Cerebellar truncal ataxia

lesion in vermis- wide-based, unsteady gait, difficulty sitting w/o support in severe cases.

cerebellar appendicular ataxia

lesion in lateral hemisphere. Abnormal movements in extremeties, dysmetric-under or overshoot of target. common features- postural tremor, head and trunk tremor, nystagmus (uncontrolled eye movement).

dysmetric

under or overshoot of target (ocular)

parkinsons etiology

Idiopathic PD: degeneration in dopaminergic substantia nigra neurons, loss of corpus striatal dopamine hypersensitizes receptors. Iatrogenic Parkinsonism: anti-psycotic meds block striatal receptors. Atherosclerotic parkinsonism: increased risk in elderly hypertensives (high BP). Surviving nerve cells show lewy bodies (ab aggregates of protein inside nerve cells).

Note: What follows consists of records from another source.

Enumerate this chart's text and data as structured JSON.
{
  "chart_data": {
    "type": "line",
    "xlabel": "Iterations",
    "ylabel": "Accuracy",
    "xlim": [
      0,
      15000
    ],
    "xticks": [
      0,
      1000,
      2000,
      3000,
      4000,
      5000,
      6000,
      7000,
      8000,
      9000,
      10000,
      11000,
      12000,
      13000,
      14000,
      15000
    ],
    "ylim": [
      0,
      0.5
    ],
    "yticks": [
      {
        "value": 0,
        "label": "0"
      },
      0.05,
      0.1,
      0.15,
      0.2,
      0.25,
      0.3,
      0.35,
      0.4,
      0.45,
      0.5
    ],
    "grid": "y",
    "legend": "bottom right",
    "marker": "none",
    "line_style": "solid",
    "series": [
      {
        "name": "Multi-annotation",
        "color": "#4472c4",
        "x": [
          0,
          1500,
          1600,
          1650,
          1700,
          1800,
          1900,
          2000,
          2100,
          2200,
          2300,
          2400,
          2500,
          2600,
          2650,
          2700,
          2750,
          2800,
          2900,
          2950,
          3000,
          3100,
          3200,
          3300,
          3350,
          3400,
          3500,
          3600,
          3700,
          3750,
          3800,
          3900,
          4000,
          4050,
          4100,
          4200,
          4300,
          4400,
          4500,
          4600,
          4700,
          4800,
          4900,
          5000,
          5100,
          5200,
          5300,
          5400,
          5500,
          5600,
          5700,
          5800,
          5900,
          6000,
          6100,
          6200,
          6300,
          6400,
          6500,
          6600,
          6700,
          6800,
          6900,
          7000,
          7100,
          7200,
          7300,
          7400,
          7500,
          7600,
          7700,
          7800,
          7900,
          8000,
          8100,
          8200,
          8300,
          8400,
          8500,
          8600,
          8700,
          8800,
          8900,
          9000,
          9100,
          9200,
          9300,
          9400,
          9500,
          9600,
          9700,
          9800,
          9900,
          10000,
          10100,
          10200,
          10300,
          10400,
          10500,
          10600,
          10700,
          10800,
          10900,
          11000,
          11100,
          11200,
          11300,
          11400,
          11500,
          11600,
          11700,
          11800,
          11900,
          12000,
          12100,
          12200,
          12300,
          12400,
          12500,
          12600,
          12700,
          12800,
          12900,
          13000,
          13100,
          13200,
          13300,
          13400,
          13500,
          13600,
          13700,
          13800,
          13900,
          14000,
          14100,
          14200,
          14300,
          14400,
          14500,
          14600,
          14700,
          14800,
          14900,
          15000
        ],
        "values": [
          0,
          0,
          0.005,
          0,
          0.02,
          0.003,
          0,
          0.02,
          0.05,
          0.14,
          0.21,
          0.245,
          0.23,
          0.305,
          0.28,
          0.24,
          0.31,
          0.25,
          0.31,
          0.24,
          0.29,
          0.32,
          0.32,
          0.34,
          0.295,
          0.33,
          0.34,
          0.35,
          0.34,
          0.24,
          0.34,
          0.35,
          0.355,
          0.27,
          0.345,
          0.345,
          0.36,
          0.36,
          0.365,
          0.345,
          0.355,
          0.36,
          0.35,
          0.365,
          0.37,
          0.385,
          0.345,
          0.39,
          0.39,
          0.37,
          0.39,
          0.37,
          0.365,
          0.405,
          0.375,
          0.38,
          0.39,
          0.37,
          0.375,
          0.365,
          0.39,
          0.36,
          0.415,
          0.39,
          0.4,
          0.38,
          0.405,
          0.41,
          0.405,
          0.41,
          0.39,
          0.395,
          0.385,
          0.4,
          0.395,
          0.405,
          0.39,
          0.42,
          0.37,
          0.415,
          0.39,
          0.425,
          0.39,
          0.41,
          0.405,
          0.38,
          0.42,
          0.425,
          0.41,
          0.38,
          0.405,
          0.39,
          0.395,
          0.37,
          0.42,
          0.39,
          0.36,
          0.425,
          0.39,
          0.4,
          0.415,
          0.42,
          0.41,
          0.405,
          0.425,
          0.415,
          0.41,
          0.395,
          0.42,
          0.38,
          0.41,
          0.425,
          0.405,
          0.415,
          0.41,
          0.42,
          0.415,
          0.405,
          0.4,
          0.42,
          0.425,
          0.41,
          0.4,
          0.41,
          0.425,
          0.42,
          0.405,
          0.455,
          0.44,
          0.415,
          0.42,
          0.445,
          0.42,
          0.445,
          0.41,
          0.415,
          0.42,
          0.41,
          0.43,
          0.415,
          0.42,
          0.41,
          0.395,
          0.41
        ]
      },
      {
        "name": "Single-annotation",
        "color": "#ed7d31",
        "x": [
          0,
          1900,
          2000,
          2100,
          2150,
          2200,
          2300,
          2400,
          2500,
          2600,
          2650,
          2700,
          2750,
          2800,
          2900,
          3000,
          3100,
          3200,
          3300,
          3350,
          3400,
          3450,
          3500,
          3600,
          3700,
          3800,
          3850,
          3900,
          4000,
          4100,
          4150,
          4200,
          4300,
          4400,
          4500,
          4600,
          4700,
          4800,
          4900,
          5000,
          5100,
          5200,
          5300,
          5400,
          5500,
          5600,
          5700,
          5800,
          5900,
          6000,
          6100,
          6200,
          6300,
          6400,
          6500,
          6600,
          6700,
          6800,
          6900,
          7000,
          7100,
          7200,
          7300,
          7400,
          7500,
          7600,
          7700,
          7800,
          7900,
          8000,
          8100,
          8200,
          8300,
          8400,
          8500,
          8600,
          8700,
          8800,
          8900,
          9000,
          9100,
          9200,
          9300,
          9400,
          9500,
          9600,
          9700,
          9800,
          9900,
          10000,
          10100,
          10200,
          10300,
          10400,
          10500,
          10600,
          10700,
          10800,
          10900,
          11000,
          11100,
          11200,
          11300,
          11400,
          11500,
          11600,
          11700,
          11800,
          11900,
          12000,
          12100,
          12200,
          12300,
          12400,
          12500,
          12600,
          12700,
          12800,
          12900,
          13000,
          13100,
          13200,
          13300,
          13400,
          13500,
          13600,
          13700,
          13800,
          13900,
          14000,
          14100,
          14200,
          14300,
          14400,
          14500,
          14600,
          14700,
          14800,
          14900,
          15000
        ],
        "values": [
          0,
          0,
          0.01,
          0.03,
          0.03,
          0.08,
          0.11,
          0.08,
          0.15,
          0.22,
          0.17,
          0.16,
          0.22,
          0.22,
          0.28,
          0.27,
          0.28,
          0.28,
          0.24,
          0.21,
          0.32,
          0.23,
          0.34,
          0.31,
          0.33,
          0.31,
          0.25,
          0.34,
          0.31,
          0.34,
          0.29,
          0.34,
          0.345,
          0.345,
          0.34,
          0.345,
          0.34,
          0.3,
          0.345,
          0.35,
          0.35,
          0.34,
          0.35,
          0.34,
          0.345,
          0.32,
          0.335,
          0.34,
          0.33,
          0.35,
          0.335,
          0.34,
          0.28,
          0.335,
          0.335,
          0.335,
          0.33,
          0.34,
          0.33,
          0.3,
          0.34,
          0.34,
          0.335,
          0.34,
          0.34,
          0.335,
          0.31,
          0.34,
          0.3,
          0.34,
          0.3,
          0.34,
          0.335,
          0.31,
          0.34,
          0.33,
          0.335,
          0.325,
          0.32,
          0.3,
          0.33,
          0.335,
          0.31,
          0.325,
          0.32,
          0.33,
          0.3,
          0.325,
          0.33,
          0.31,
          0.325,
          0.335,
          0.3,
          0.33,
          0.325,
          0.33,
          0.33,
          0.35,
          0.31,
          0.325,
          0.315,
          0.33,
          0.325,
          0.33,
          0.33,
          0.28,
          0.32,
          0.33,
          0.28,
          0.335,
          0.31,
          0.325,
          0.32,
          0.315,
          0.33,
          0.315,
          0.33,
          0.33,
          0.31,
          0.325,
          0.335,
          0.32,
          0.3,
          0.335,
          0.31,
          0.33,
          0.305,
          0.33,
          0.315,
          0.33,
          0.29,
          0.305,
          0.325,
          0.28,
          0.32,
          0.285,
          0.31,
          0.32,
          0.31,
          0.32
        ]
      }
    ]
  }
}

basal ganglia and Parkinson's

Striatum=caudate and putamen nuclei that received dopaminergic inputs. Within striatum-> Globus pallidus= large inhibitory input to thalamic ventral nucleus. PD associated with reduced GP inhibition that disinhibits the thalamus and increases excitation to the pre-motor CTX (SMA). GP doesn't inhibit and over stimulation occurs to premotor CTX.

PD Signs

tremor-alternating contraction of agonists and antagonists DURING RESTING PERIODS. Rigidty- plastic: resistance to passive movement, tremor absent. cogwheel:jerking movements, tremor present. Bradykinesia: slow movements, expressionless face, arm swinging absent during walking. postural disturbances- standing with forward flex of trunk and arms-retropulsion.

bradykinesia

PD Sign- slow movements, expressionless face, arm-swinging during walking absent.

PD Signs (continued)

hypo phonic speech-monotone, fast and slurred. mircrographia-small writing font size. myersons sign-continual blink test. normal muscle strength, sensory systems, deep tendon reflexes.

T2 vs T1 MRI

T2-Black bone, hypointencity black. T1- white bone, hyperintensity white. CT less detailed images. PET-colorful.

PD Treatments

medical- dopamine precursors: levadopa, MAO-B inhibitors. Surgical-deep brain stimulation of thalamus and sub thalamic nuclei, basal ganglia lesions. Tissue transplant: dopamine producing stem cells.

sensory neurons

the larger in diameter, the faster action potential propagation. Reside in dorsal root ganglion.

touch and vibration pathway

posterior column-medial lemniscus, ascends in spinal cord posterior column

pain and temp pathways

anterolateral-spinothalamic

somatosensory CTX

primary-recieve thalamic sensory neuron signaling location and intensity.


soma association ctx- posterior parietal ctx enhances perception qulaities

sensory loss patterns- primary soma ctx and thalamic lesion

deficit is contralateral to lesion site. lesion size dictates size of decitit location and intensity. touch and joint position sense reduced often, excitation and graphesthesia (recognize writing on skin) present. UMN paresis, visual field deficits, aphasia (no comp or express of lang).

sensory loss patterns- lateral pontine or medullary lesion

anterolateral-contralateral body temp and pain loss, hemiparesis, dysarthria (hoarseness) and dysphagia (swallowing).